11 thoughts on “The Old Man – Season 1 Episode 7 Recap, Review, and Ending Explained”

  1. The relationship between Dan and Zoe was the most interesting but it had no where to go by the last episode. Maybe what she said about Hamzad’s lawyer making a funny face will have some importance if there is a season 2. I thought all the scenes in Afghanistan were so hokey. Everything the characters were saying had to sound so profound but they just sounded like drivel to me. Plus the whole premise of Hamzad working to be the leader of Afghanistan. We all knew from the beginning that it would never happen. And why did Dan want to kill Russians so badly he defected from the CIA or was that just a cover. I figured by the third episode that Emily was actually Hamzad’s daughter. Why did he wait 30 years to get her back? BTW how did Chip and his wife die? I can’t remember learning about that. I enjoyed the first season but it’s one of those show you can’t think about too much or you see all the plot holes. To me, it seemed that the whole story in Afghanistan was just a plot device to make what was going on in America make sense. None of the stories about the characters in Afghanistan made any sense

  2. I must be too simple, I loved the first 5 or 6 seasons but the ending left me lost in the sauce…too dam complicated. who is whose daughter/dad anyway??? too much.

  3. But when Harold opens the back door, you can see Water’s corpse in the front passenger seat.

  4. This is a great series. I can’t wait for season two. There is such a void of decent entertainment on non-subscription TV channels. This one stands out heads above of the most. The title: “The Old Man”….which “old man” does it point to? Is if Jeff Bridges’ character (he is one of my all-time favorite actors by the way), John Lithgow (another great by the way)? Is s it Joel Gray (who has only shown up briefly, early in the series but was referenced by Lithgow’s character as “the old man”)? Or, is it Hamzad? If it were all of them the series would be named: “The Old Men”. A trivial land pointless question….but, an interesting one. Oh, oh….another one before I go: Will the Zoey character return? She was great! And, I might as well add: how about the dogs? They added a really interesting aspect to Bridges’ ultra-dangerous characterization. As an official “old man” myself (aged 82), I love to see us “senior citizens” included in today’s entertainment offerings in a lead role and not just as some old geezer suffering from dementia. I was so happy to see that Jeff Bridges has conquered his health problems and is back doing what he does so well: acting. He comes from a family of great actors. I am anxiously awaiting season two and hope the wait will not be a long one.

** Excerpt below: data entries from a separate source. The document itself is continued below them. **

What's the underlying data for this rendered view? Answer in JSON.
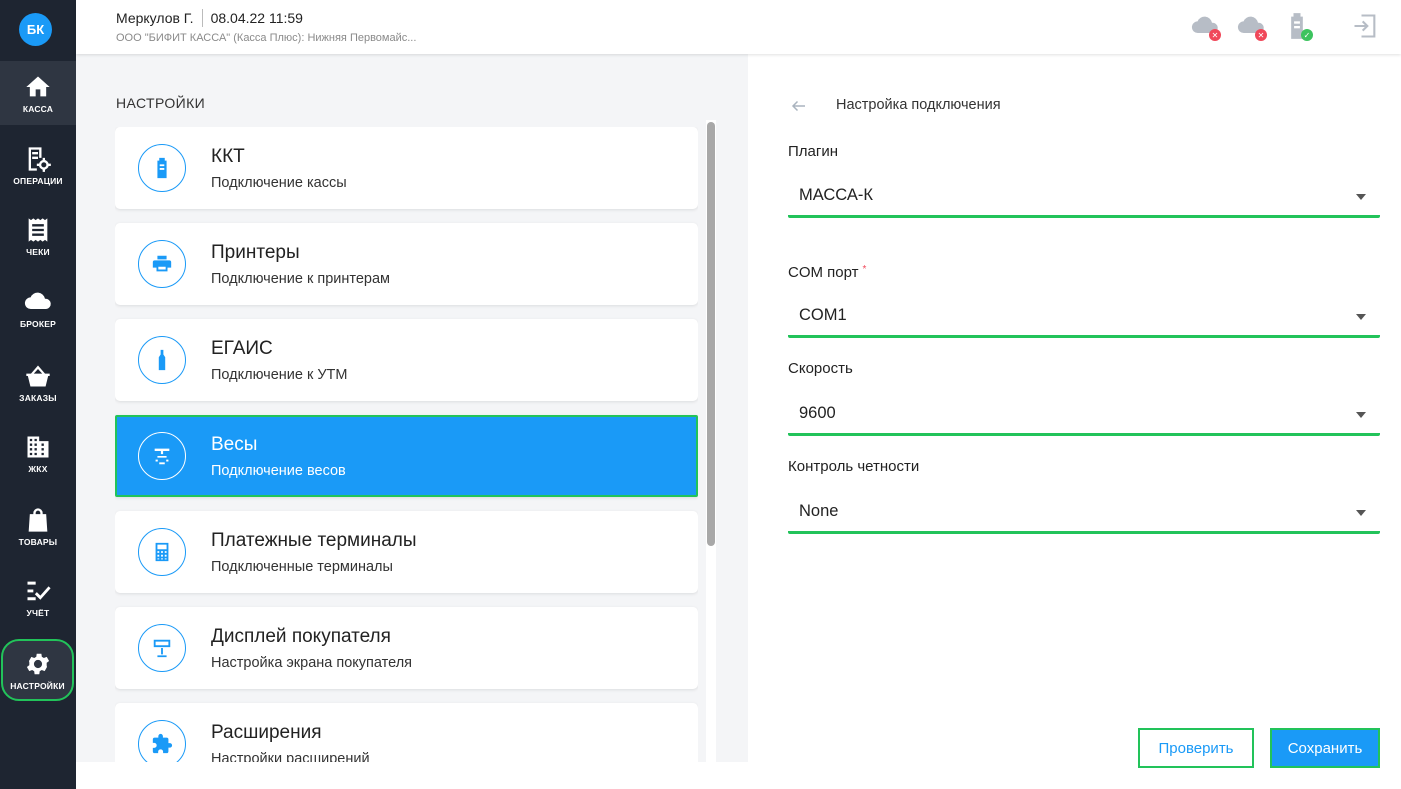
{
  "user": {
    "initials": "БК",
    "name": "Меркулов Г.",
    "datetime": "08.04.22 11:59",
    "org": "ООО \"БИФИТ КАССА\" (Касса Плюс): Нижняя Первомайс..."
  },
  "nav": [
    {
      "label": "КАССА",
      "icon": "home-icon"
    },
    {
      "label": "ОПЕРАЦИИ",
      "icon": "operations-icon"
    },
    {
      "label": "ЧЕКИ",
      "icon": "receipt-icon"
    },
    {
      "label": "БРОКЕР",
      "icon": "cloud-icon"
    },
    {
      "label": "ЗАКАЗЫ",
      "icon": "basket-icon"
    },
    {
      "label": "ЖКХ",
      "icon": "building-icon"
    },
    {
      "label": "ТОВАРЫ",
      "icon": "bag-icon"
    },
    {
      "label": "УЧЁТ",
      "icon": "checklist-icon"
    },
    {
      "label": "НАСТРОЙКИ",
      "icon": "gear-icon"
    }
  ],
  "header_icons": [
    "cloud-error-icon",
    "cloud-error-icon",
    "device-ok-icon",
    "exit-icon"
  ],
  "settings": {
    "title": "НАСТРОЙКИ",
    "cards": [
      {
        "title": "ККТ",
        "subtitle": "Подключение кассы",
        "icon": "kkt-icon"
      },
      {
        "title": "Принтеры",
        "subtitle": "Подключение к принтерам",
        "icon": "printer-icon"
      },
      {
        "title": "ЕГАИС",
        "subtitle": "Подключение к УТМ",
        "icon": "bottle-icon"
      },
      {
        "title": "Весы",
        "subtitle": "Подключение весов",
        "icon": "scales-icon"
      },
      {
        "title": "Платежные терминалы",
        "subtitle": "Подключенные терминалы",
        "icon": "calculator-icon"
      },
      {
        "title": "Дисплей покупателя",
        "subtitle": "Настройка экрана покупателя",
        "icon": "display-icon"
      },
      {
        "title": "Расширения",
        "subtitle": "Настройки расширений",
        "icon": "puzzle-icon"
      }
    ]
  },
  "form": {
    "title": "Настройка подключения",
    "plugin": {
      "label": "Плагин",
      "value": "МАССА-К"
    },
    "com_port": {
      "label": "COM порт",
      "required_mark": "*",
      "value": "COM1"
    },
    "speed": {
      "label": "Скорость",
      "value": "9600"
    },
    "parity": {
      "label": "Контроль четности",
      "value": "None"
    },
    "check_button": "Проверить",
    "save_button": "Сохранить"
  },
  "colors": {
    "accent": "#1a9af7",
    "sidebar": "#1e2531",
    "highlight": "#22c35a",
    "error": "#f0485a"
  }
}
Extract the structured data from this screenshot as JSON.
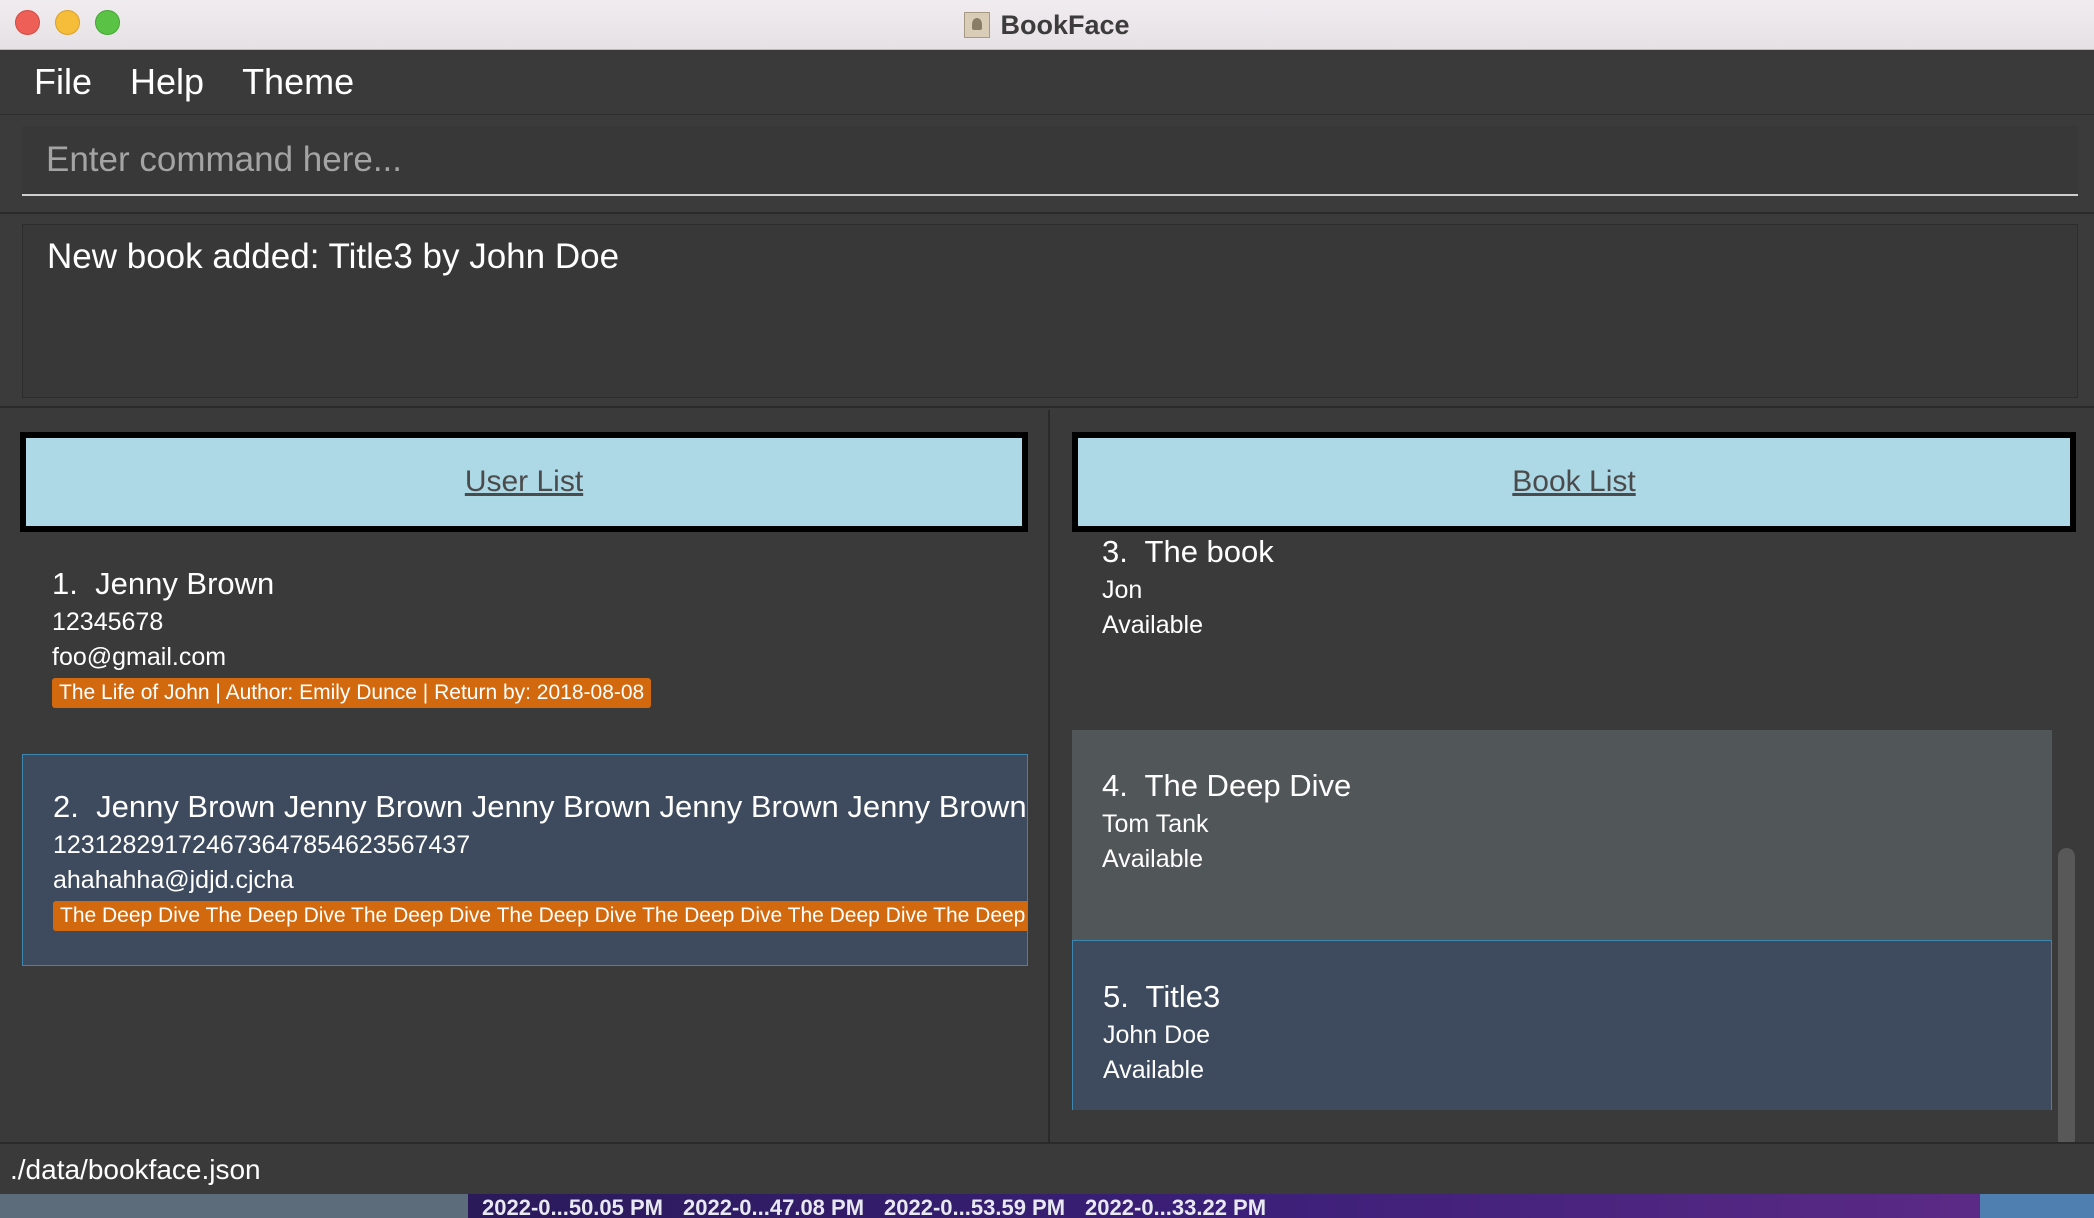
{
  "window": {
    "title": "BookFace"
  },
  "menu": {
    "file": "File",
    "help": "Help",
    "theme": "Theme"
  },
  "command": {
    "placeholder": "Enter command here...",
    "value": ""
  },
  "result": {
    "message": "New book added: Title3 by John Doe"
  },
  "user_list": {
    "header": "User List",
    "items": [
      {
        "index": "1.",
        "name": "Jenny Brown",
        "phone": "12345678",
        "email": "foo@gmail.com",
        "tag": "The Life of John | Author: Emily Dunce | Return by: 2018-08-08"
      },
      {
        "index": "2.",
        "name": "Jenny Brown Jenny Brown Jenny Brown Jenny Brown Jenny Brown Je",
        "phone": "123128291724673647854623567437",
        "email": "ahahahha@jdjd.cjcha",
        "tag": "The Deep Dive The Deep Dive The Deep Dive The Deep Dive The Deep Dive The Deep Dive The Deep Div"
      }
    ]
  },
  "book_list": {
    "header": "Book List",
    "items": [
      {
        "index": "3.",
        "title": "The book",
        "author": "Jon",
        "status": "Available"
      },
      {
        "index": "4.",
        "title": "The Deep Dive",
        "author": "Tom Tank",
        "status": "Available"
      },
      {
        "index": "5.",
        "title": "Title3",
        "author": "John Doe",
        "status": "Available"
      }
    ]
  },
  "status_bar": {
    "path": "./data/bookface.json"
  },
  "desktop": {
    "taskbar": [
      "2022-0...50.05 PM",
      "2022-0...47.08 PM",
      "2022-0...53.59 PM",
      "2022-0...33.22 PM"
    ]
  },
  "colors": {
    "accent_header": "#add8e6",
    "tag": "#d2690e",
    "selected": "#3e4a5e",
    "background": "#3a3a3a"
  }
}
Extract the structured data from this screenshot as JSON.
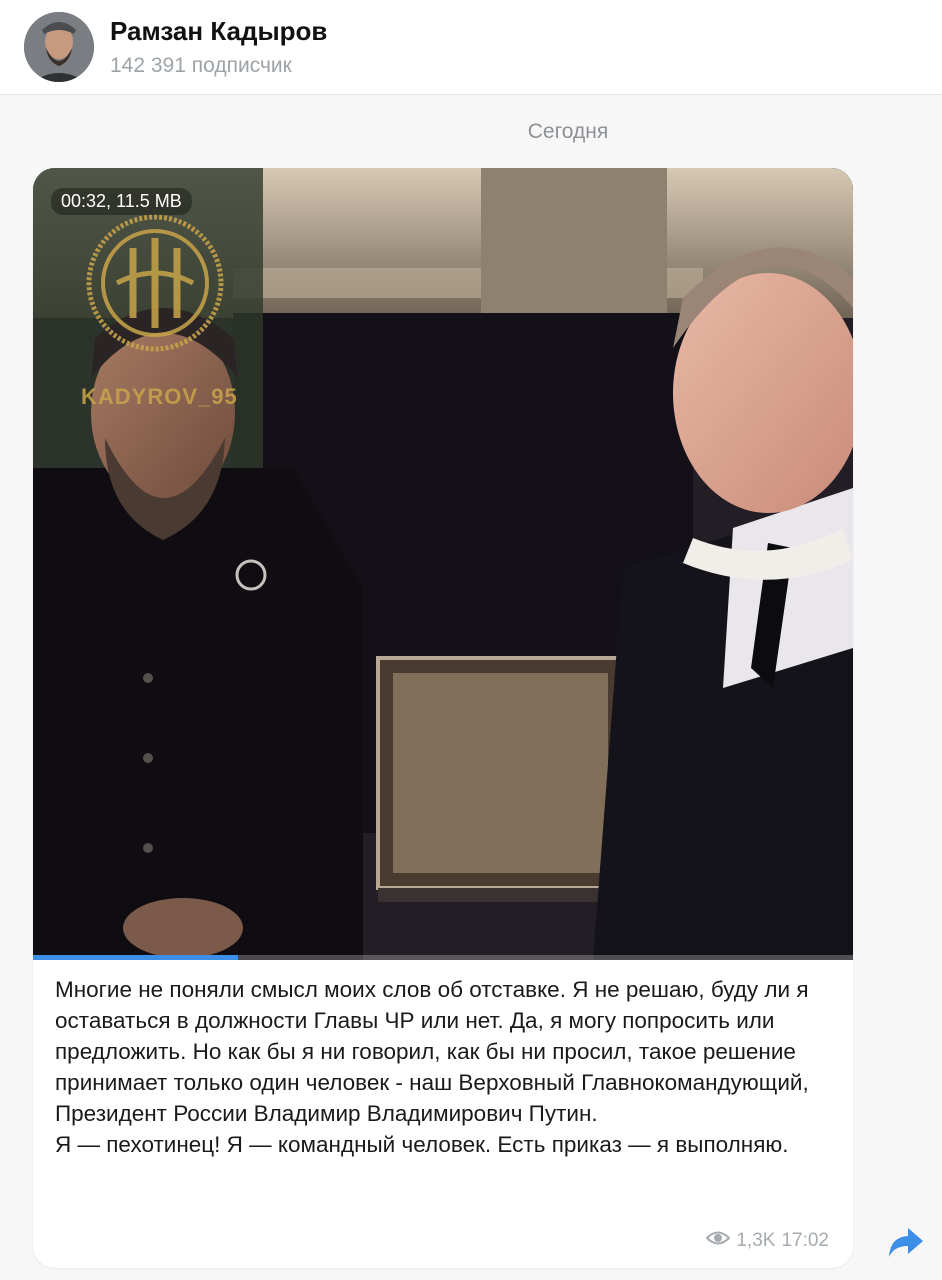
{
  "header": {
    "channel_name": "Рамзан Кадыров",
    "subscribers": "142 391 подписчик"
  },
  "chat": {
    "date_separator": "Сегодня"
  },
  "post": {
    "video": {
      "badge": "00:32, 11.5 MB",
      "watermark_text": "KADYROV_95",
      "progress": 0.25
    },
    "text": "Многие не поняли смысл моих слов об отставке. Я не решаю, буду ли я оставаться в должности Главы ЧР или нет. Да, я могу попросить или предложить. Но как бы я ни говорил, как бы ни просил, такое решение принимает только один человек - наш Верховный Главнокомандующий, Президент России Владимир Владимирович Путин.\nЯ — пехотинец! Я — командный человек. Есть приказ — я выполняю.",
    "views": "1,3K",
    "time": "17:02"
  },
  "colors": {
    "accent": "#3c8ee6",
    "meta": "#a6abb0",
    "background": "#f7f7f8"
  },
  "icons": [
    "avatar",
    "eye-icon",
    "share-arrow-icon"
  ]
}
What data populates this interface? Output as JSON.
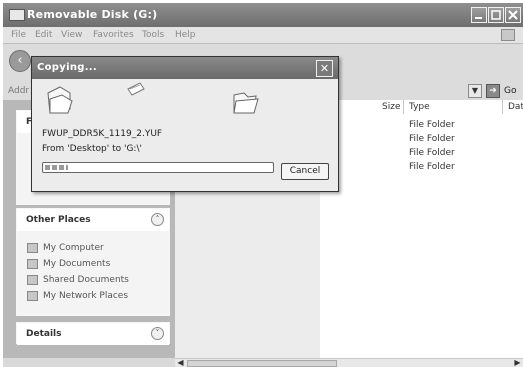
{
  "window": {
    "title": "Removable Disk (G:)"
  },
  "menu": {
    "items": [
      "File",
      "Edit",
      "View",
      "Favorites",
      "Tools",
      "Help"
    ]
  },
  "address": {
    "label": "Addr",
    "go_label": "Go"
  },
  "columns": {
    "size": "Size",
    "type": "Type",
    "date": "Date"
  },
  "files": [
    {
      "type": "File Folder"
    },
    {
      "type": "File Folder"
    },
    {
      "type": "File Folder"
    },
    {
      "type": "File Folder"
    }
  ],
  "left_panel_partial": {
    "header_letter": "F"
  },
  "other_places": {
    "title": "Other Places",
    "items": [
      {
        "label": "My Computer",
        "icon": "computer-icon"
      },
      {
        "label": "My Documents",
        "icon": "documents-folder-icon"
      },
      {
        "label": "Shared Documents",
        "icon": "shared-folder-icon"
      },
      {
        "label": "My Network Places",
        "icon": "network-icon"
      }
    ]
  },
  "details": {
    "title": "Details"
  },
  "dialog": {
    "title": "Copying...",
    "filename": "FWUP_DDR5K_1119_2.YUF",
    "from_to": "From 'Desktop' to 'G:\\'",
    "progress_fraction": 0.1,
    "cancel_label": "Cancel"
  }
}
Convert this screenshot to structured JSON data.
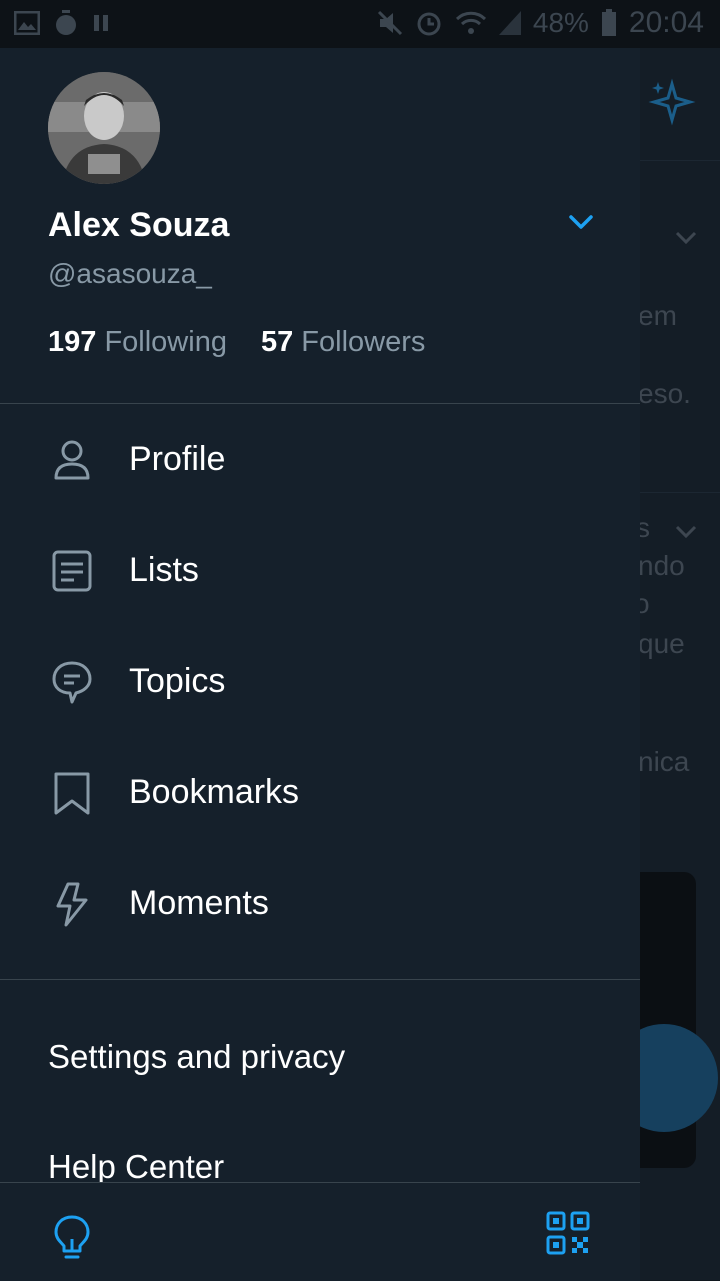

  5. Emily looks to be 4 years old in the scene where they are leaving for the flight. Obviously Harold knows the year that they left for the US and Emily would too considering she has CIA clearance and would have looked into it. So either:

    1) she can’t do basic math and realized her age would mean she was born years BEFORE ‘Dan chase’ came on the scene.

    Or

    2) they lied to her about her age, and she was the size of a 10 year old in 1st grade…

    Major plot hole.

  6. If Farzad wanted his daughter back why didn’t he have the private jet ride, with his daughter on board in an earlier episode go directly to Afghanistan? And why did he wait 30 years to get reunited?

  7. I think so. We did see a glimpse of his body through the front of the cracked windshield when Harold inspects the driver. A couple of things; we see a small hole on Waters’ side (the driver’s side) and Harold’s off-camera reaction when he peeks inside. It is presumably strong evidence to suggest he was killed.

  8. Are we sure Waters is dead? Marty was driving the van. We see the woman assassin firing thru the van’s windshield on the drivers side, then all goes black.
    When Dan and Harold arrive, we see a body on the ground by the open driver’s door.
    Perhaps Waters wasn’t killed. After all, Waters was established as a major character in earlier episodes. I’ve felt that he was fated for more interaction with Emily… perhaps romance. Marty was a minor character. One to be sacrificed. And, of course, Julian wasn’t in the van, so expect to hear more from him in season 2…. along with Waters?